Many factors come into play when determining whether or not to replace your piping. While repairs may be a quick fix, they can lead to increased costs and service interruptions in the long run. Fortunately, if you’re thinking about replacing your piping, you can start by creating a plan. This way, you’ll ensure that you do not run into any surprises when your contractors come to repair the pipes. Here are some tips to help you plan your project.
– Replaced pipes will last longer. While repair might work temporarily, you may find that the problem will reoccur. Even if you fix a small leak, it will continue to affect your water bill, which makes replacement a better investment. If the problem is severe, however, a plumber may be the best option. In many cases, he or she will be able to fix it in one day without having to dig up your yard and return several times to fix the problem. Besides being more cost-effective than repair, pipe replacement is also safer for your home.

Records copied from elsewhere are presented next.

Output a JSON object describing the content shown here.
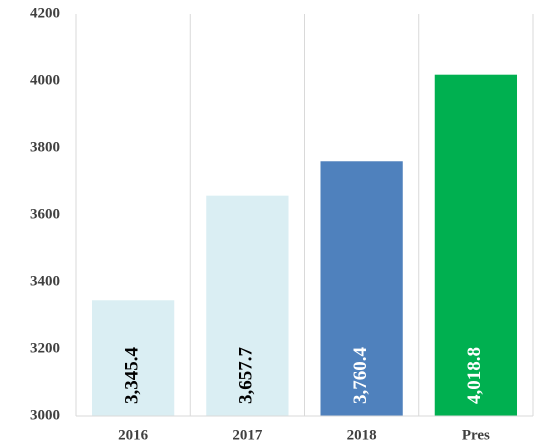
{
  "chart_data": {
    "type": "bar",
    "categories": [
      "2016",
      "2017",
      "2018",
      "Pres"
    ],
    "values": [
      3345.4,
      3657.7,
      3760.4,
      4018.8
    ],
    "value_labels": [
      "3,345.4",
      "3,657.7",
      "3,760.4",
      "4,018.8"
    ],
    "colors": [
      "#daeef3",
      "#daeef3",
      "#4f81bd",
      "#00b050"
    ],
    "label_colors": [
      "#000000",
      "#000000",
      "#ffffff",
      "#ffffff"
    ],
    "ylim": [
      3000,
      4200
    ],
    "yticks": [
      3000,
      3200,
      3400,
      3600,
      3800,
      4000,
      4200
    ]
  }
}
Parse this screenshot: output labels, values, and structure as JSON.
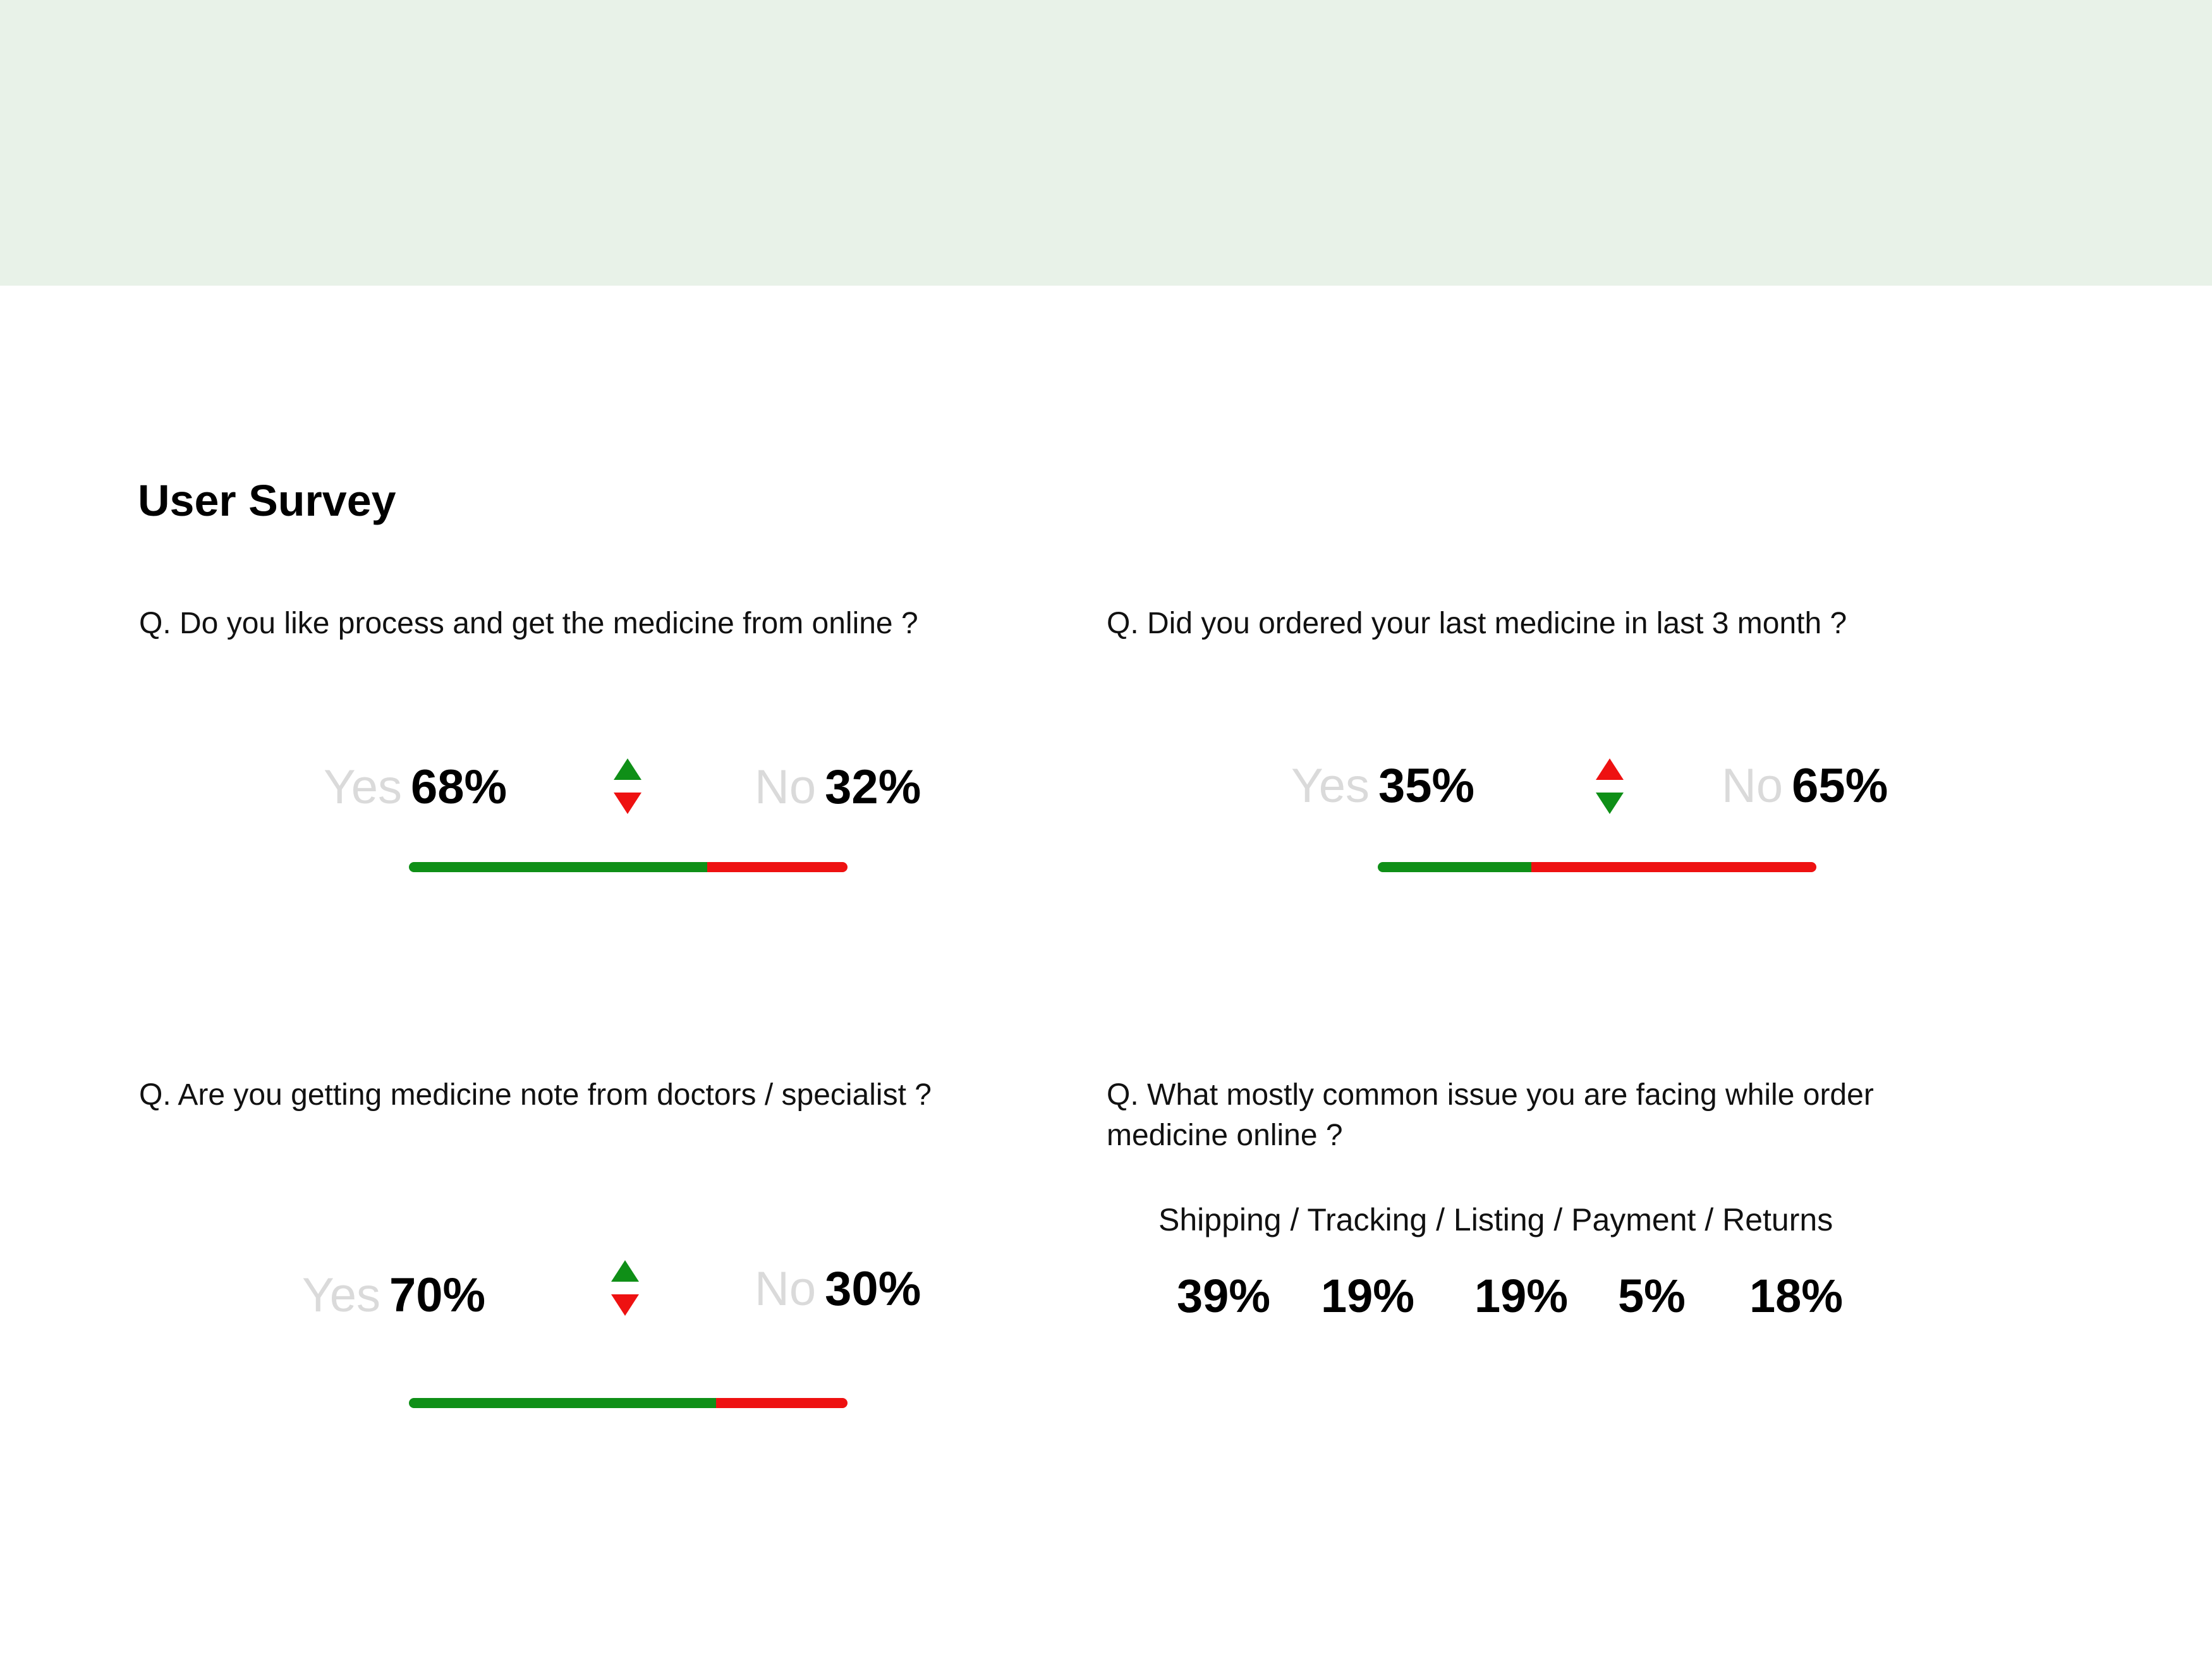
{
  "colors": {
    "band": "#e8f2e8",
    "green": "#0f8f17",
    "red": "#ee1111",
    "muted_label": "#dadada"
  },
  "title": "User Survey",
  "q1": {
    "question": "Q. Do you like process and get the medicine from online ?",
    "yes_label": "Yes",
    "yes_value": "68%",
    "no_label": "No",
    "no_value": "32%",
    "yes_fraction": 0.68,
    "arrow_up_color": "#0f8f17",
    "arrow_down_color": "#ee1111"
  },
  "q2": {
    "question": "Q. Did you ordered your last medicine in last 3 month ?",
    "yes_label": "Yes",
    "yes_value": "35%",
    "no_label": "No",
    "no_value": "65%",
    "yes_fraction": 0.35,
    "arrow_up_color": "#ee1111",
    "arrow_down_color": "#0f8f17"
  },
  "q3": {
    "question": "Q. Are you getting medicine note from doctors / specialist ?",
    "yes_label": "Yes",
    "yes_value": "70%",
    "no_label": "No",
    "no_value": "30%",
    "yes_fraction": 0.7,
    "arrow_up_color": "#0f8f17",
    "arrow_down_color": "#ee1111"
  },
  "q4": {
    "question": "Q. What mostly common issue you are facing while order medicine online ?",
    "categories": "Shipping / Tracking / Listing / Payment / Returns",
    "values": [
      "39%",
      "19%",
      "19%",
      "5%",
      "18%"
    ]
  }
}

Before your plumber can start working, they need direct access to the pipe in question. If it’s an internal pipe, they might need to dig through walls. If it’s an external pipe, they may have to dig through the ground. The size of the excavation will depend on the size of the pipe, the issue, and the volume of pipe replacement that needs to be done. In general, however, the greater the pipe size, the larger the excavation will need to be.
Another common reason for pipe replacement is due to age. Old pipes slowly start corroding and rusting. As a result, they are more susceptible to leakage and even rupture. Additionally, corroded pipes can displace hazardous materials into your water supply. It is therefore crucial to replace your pipes when they’re worn down and damaged. If you’re renting out a house, you may have lead-based pipes or solder.
During your inspection, it’s a good idea to check for signs of corrosion or rust. Exposed pipes should be checked annually by a plumber. They should be located in the utility room, basement, and crawl space. Look for discoloration, stains, or dimples that are indicative of corrosion. If water appears brown or yellow, it’s probably time to consider pipe replacement. Otherwise, you’ll be paying for costly repairs.
Aside from pipe bursting and relining, another type of pipe replacement involves installing a new channel inside your old one. The lining process replaces the old pipe with a new one made of an epoxy-impregnated liner. These types of pipes are often the most durable, lasting 50 years or more. The best part about this method is that it doesn’t require extensive renovations or breaking through concrete. And because the replacement is done inside the pipe itself, it doesn’t require any digging up of your yard.
Fortunately, there are ways to avoid invasive trench-digging. Fortunately, there are methods that allow for a quick and painless replacement of your pipes without a lot of damage to your property. In most cases, the process only takes a half hour or so. The water utility will then decide whether or not to replace the entire pipeline. There are two common options for pipe replacement. One involves the removal of the existing pipe while another uses an impact moling or guided boring method.